Loud music and food

Here's evidence that loud background music in restaurants affects food choices - and not in a good way. Behavioural scientists who ran a series of lab studies and field experiments found that participants selected more unhealthy items like red meat and cake when the ambient music was loud. They were more likely to choose healthy items when softer music was played in the background. "High-volume music is more exciting and makes you physically more excited, less inhibited and more likely to choose something indulgent," said Dipayan Biswas, a professor of business and of marketing at University of South Florida in Tampa and lead author of the paper, published in the Journal of the Academy of Marketing Science. The genre of music did not appear to influence the choices, the researchers said.
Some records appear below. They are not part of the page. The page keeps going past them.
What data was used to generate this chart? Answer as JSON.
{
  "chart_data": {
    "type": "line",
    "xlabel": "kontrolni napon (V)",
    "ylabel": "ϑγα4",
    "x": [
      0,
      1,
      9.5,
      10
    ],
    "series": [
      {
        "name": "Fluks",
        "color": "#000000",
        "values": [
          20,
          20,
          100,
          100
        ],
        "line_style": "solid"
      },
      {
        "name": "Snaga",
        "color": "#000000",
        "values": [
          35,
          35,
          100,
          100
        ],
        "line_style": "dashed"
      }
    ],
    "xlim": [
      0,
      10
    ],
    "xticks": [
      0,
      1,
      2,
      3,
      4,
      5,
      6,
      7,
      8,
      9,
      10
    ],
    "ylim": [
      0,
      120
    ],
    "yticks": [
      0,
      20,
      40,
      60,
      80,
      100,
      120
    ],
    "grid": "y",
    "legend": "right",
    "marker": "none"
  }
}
E-cigarettes bad for lungs

A common cinnamon food additive that is widely used to flavour e-cigarettes had harmful effects on human lung cells in a laboratory culture, disrupting the cells' innate host defence system, scientists report. The compound, called cinnamaldehyde, gives cinnamon its characteristic flavour and smell. It is generally considered safe when added to food. But like many chemicals in e-cigarette emissions, it has not been thoroughly evaluated for safety when inhaled, said Phillip Clapp, who recently completed his doctorate in the lab of Dr Ilona Jaspers, deputy director of the University of North Carolina at Chapel Hill's Center for Environmental Medicine, Asthma and Lung Biology.
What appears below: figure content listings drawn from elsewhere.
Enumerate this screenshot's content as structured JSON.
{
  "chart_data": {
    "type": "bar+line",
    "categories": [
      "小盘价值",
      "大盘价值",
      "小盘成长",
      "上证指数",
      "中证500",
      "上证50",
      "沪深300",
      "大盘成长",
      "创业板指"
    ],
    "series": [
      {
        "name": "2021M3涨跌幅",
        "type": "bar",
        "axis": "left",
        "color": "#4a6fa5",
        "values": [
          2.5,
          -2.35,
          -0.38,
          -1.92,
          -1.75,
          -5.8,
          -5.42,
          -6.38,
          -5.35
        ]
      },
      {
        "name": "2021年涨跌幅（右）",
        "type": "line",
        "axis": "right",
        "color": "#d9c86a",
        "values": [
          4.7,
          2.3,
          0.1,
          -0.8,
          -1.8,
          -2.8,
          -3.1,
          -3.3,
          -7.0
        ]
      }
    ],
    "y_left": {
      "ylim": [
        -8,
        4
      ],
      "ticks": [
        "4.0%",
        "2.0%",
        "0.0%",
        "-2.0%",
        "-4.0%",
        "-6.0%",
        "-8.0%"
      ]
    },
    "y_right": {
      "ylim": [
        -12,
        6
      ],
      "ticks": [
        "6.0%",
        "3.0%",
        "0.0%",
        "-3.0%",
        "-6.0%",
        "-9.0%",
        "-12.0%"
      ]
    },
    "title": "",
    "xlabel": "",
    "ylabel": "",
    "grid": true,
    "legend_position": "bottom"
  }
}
Tonsillectomy bad in long run

A report published in JAMA Otolaryngology - Head and Neck Surgery, suggests that tonsillectomy may have long-term risks that in some cases outweigh any short-time benefits. After controlling for many health factors, researchers found that the surgery was associated with almost triple the relative risk of diseases of the upper respiratory tract. "This is the first study to look at long-term risks," said the lead author, Sean G. Byars, a research fellow at the University of Melbourne in Australia. "With some kids, knowing that there are future risks may cause people to hold off, use pain medication instead," he said.

Night owls prone to depression

Night owls may be at greater risk for depression than early birds. Previous studies have found a link between a person's circadian rhythm and depression, but none were able to tell whether sleep habits were a cause or an effect of it. This new prospective study, in the Journal of Psychiatric Research, is a step closer to establishing causality. The researchers found that compared with the intermediate types, morning people were 12 per cent less likely to develop depression, and night owls 6 per cent more likely to develop it. The relationship was linear: the more a person tended toward the night-owl type, the more likely he or she was to have depression.